Who should attend: Geoscientists or geotechnical practitioners working or interested in general or environmental geology, including slope stability, landslide risk assessment, road construction, real estate development, or siting energy infrastructure.

Webinar Overview:  A statewide Landslide Risk Assessment was initiated by the West Virginia GIS Technical Center at West Virginia University in 2018.  A key project goal was building the ARCGIS West Virginia Landslide Tool, including an inventory of > 66,000 landslides mapped on 1 or 2 meter LiDAR-based DEMs. The inventory is organized into five geographic areas aligned with USDA Major Land Resource Areas (MLRAs) in the Mountain State. MLRAs generally match traditional physiographic units, and three of the subdivisions (Northern Appalachian Ridges and Valleys, Eastern Allegheny Plateau and Mountains, and Central Allegheny Plateau) extend into Pennsylvania. Consequently, the West Virginia inventory sheds light on slope stability in unglaciated areas covering over half of the Keystone State.

The inventory is the basis for landslide susceptibility models that can be linked to property maps to create county-scale risk assessments. The MLRA-based models appear to accurately delineate high risk areas consistent with local landslide knowledge, even where few landslides occur in the inventory. The webinar will show susceptibility map output, but motivated participants should read Maxwell et al. 2020 (Remote Sensing v. 12 no. 486) for discussion of the Random Forest Machine Learning approach found to have the best landslide predictive power.

The landslide inventory indicates both expected and unexpected interactions between geology and slope stability, possibly because our LiDAR-based methodology is biased toward large landslides and long-runout debris flows, but identifies few of the rock falls or shallow roadside slides shown in maps based on aerial photos or incidence reports.  Slope steepness and slope area ratio are the best predictors of where landslides initiate. Approximately 80% of mapped landslides originate on slopes between 20° and 45°, with debris flows initiating on slopes averaging 2° to 5° steeper than other slides. The number of landslides per 100 mi2 in different stratigraphic units varies by an orders of magnitude, but the role of geology on landslides is indirect. Resistant sandstone units that determine the location of ridge crests and steep adjacent side slopes may be less prone to failure than weaker shale- or limestone-dominated units on adjacent slopes.  Similarly, weak bedrock or alluvium in low relief landscapes tend to host very few mappable landslides.
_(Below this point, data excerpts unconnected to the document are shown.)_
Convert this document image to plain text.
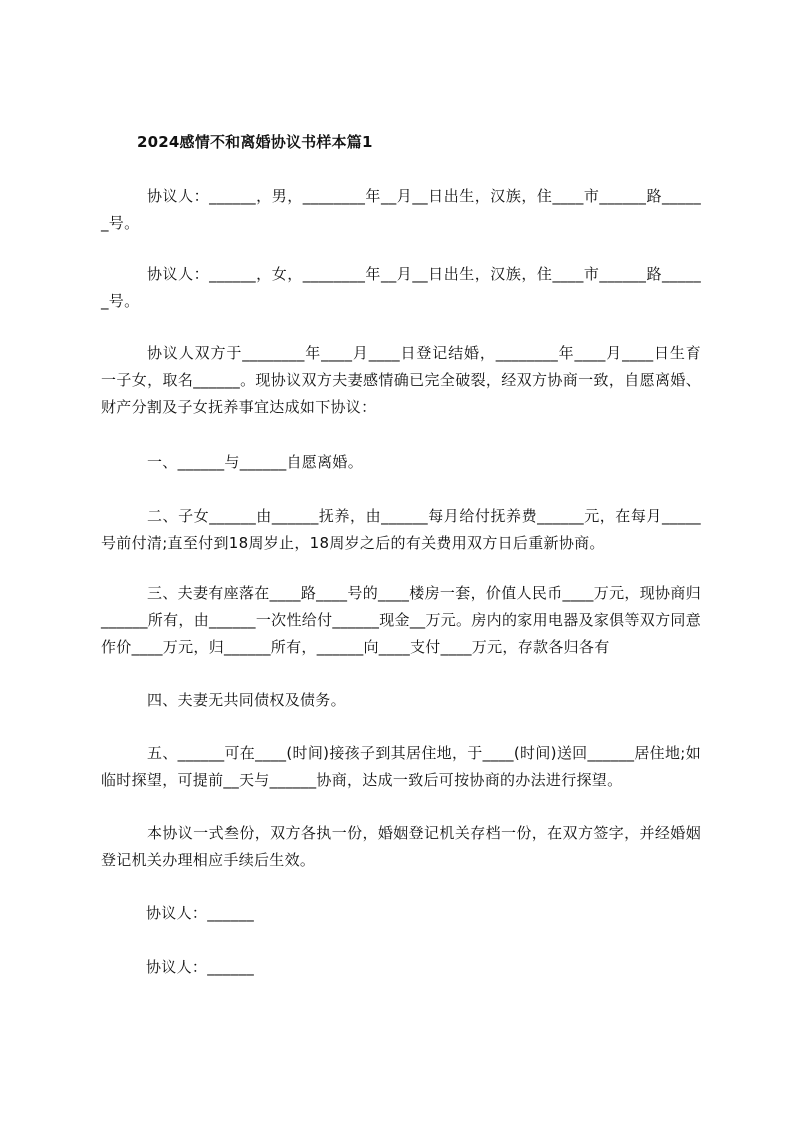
2024感情不和离婚协议书样本篇1
协议人：______，男，________年__月__日出生，汉族，住____市______路______号。
协议人：______，女，________年__月__日出生，汉族，住____市______路______号。
协议人双方于________年____月____日登记结婚，________年____月____日生育一子女，取名______。现协议双方夫妻感情确已完全破裂，经双方协商一致，自愿离婚、财产分割及子女抚养事宜达成如下协议：
一、______与______自愿离婚。
二、子女______由______抚养，由______每月给付抚养费______元，在每月_____号前付清;直至付到18周岁止，18周岁之后的有关费用双方日后重新协商。
三、夫妻有座落在____路____号的____楼房一套，价值人民币____万元，现协商归______所有，由______一次性给付______现金__万元。房内的家用电器及家俱等双方同意作价____万元，归______所有，______向____支付____万元，存款各归各有
四、夫妻无共同债权及债务。
五、______可在____(时间)接孩子到其居住地，于____(时间)送回______居住地;如临时探望，可提前__天与______协商，达成一致后可按协商的办法进行探望。
本协议一式叁份，双方各执一份，婚姻登记机关存档一份，在双方签字，并经婚姻登记机关办理相应手续后生效。
协议人：______
协议人：______
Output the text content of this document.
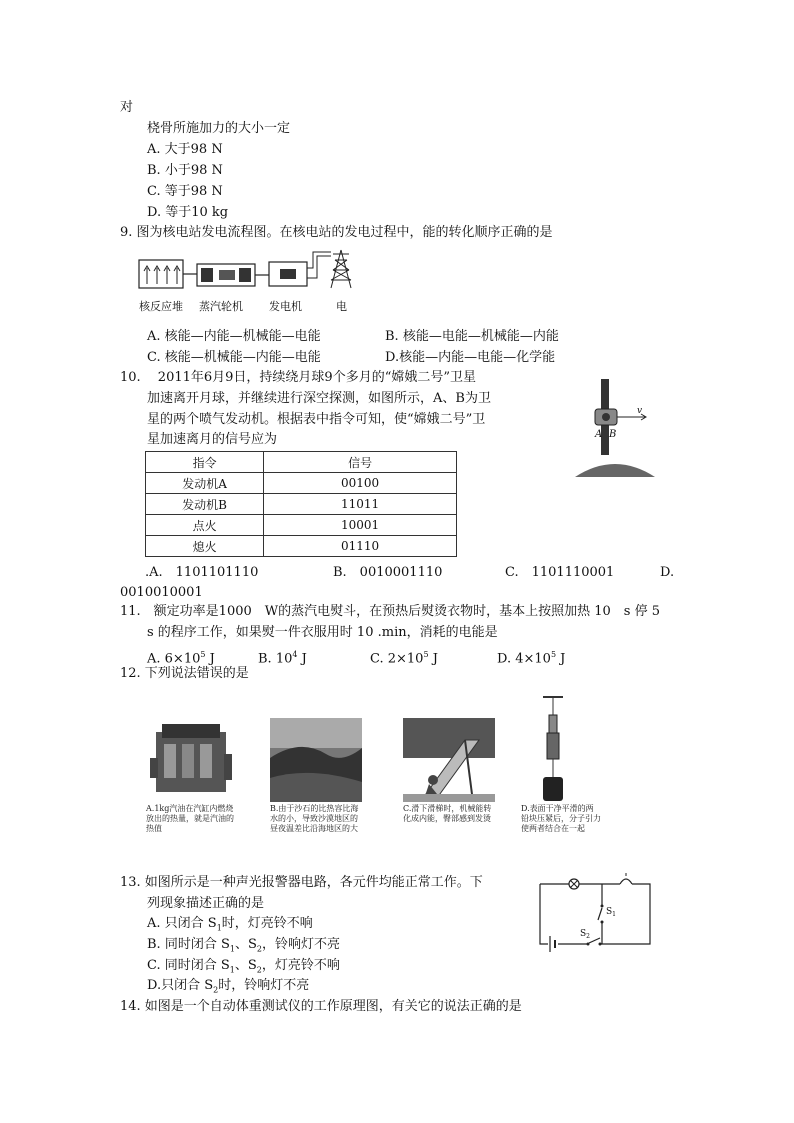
对
桡骨所施加力的大小一定
A. 大于98 N
B. 小于98 N
C. 等于98 N
D. 等于10 kg
9. 图为核电站发电流程图。在核电站的发电过程中，能的转化顺序正确的是
核反应堆 蒸汽轮机 发电机	电
A. 核能—内能—机械能—电能	B. 核能—电能—机械能—内能
C. 核能—机械能—内能—电能	D.核能—内能—电能—化学能
10.　 2011年6月9日，持续绕月球9个多月的“嫦娥二号”卫星
加速离开月球，并继续进行深空探测，如图所示，A、B为卫
星的两个喷气发动机。根据表中指令可知，使“嫦娥二号”卫
星加速离月的信号应为
v
A B
指令	信号
发动机A	00100
发动机B	11011
点火	10001
熄火	01110
.A.　1101101110	B.　0010001110	C.　1101110001	D.
0010010001
11.　额定功率是1000　W的蒸汽电熨斗，在预热后熨烫衣物时，基本上按照加热 10　s 停 5
s 的程序工作，如果熨一件衣服用时 10 .min，消耗的电能是
A. $6\times 10^5$ J	B. $10^4$ J	C. $2\times 10^5$ J	D. $4\times 10^5$ J
12. 下列说法错误的是
A.1kg汽油在汽缸内燃烧放出的热量，就是汽油的热值
B.由于沙石的比热容比海水的小，导致沙漠地区的昼夜温差比沿海地区的大
C.滑下滑梯时，机械能转化成内能，臀部感到发烫
D.表面干净平滑的两铅块压紧后，分子引力使两者结合在一起
13. 如图所示是一种声光报警器电路，各元件均能正常工作。下
列现象描述正确的是
A. 只闭合 $S_1$时，灯亮铃不响
B. 同时闭合 $S_1$、$S_2$，铃响灯不亮
C. 同时闭合 $S_1$、$S_2$，灯亮铃不响
D.只闭合 $S_2$时，铃响灯不亮
$S_1$
$S_2$
14. 如图是一个自动体重测试仪的工作原理图，有关它的说法正确的是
About our presenter: Dr. J. Steven Kite taught Geomorphology, Surficial Geology, Field Geology, and related courses at West Virginia University from 1983 until 2019.  Steve served as Chair of the WVU Department of Geology & Geography and Chair of the Quaternary Geology and Geomorphology Division of the Geological Society of America. His field work has encompased the geomorphological effects of a dozen 100 year (or more) flood events, including related debris flows and landslides. His earliest datable memory is of Hurricane Hazel flooding in October 1954. Though now (mostly) retired, he continues to contribute to the ongoing West Virginia statewide Landslide Risk Assessment, a collaboration with staff in the West Virginia GIS Technical Center and other WVU faculty.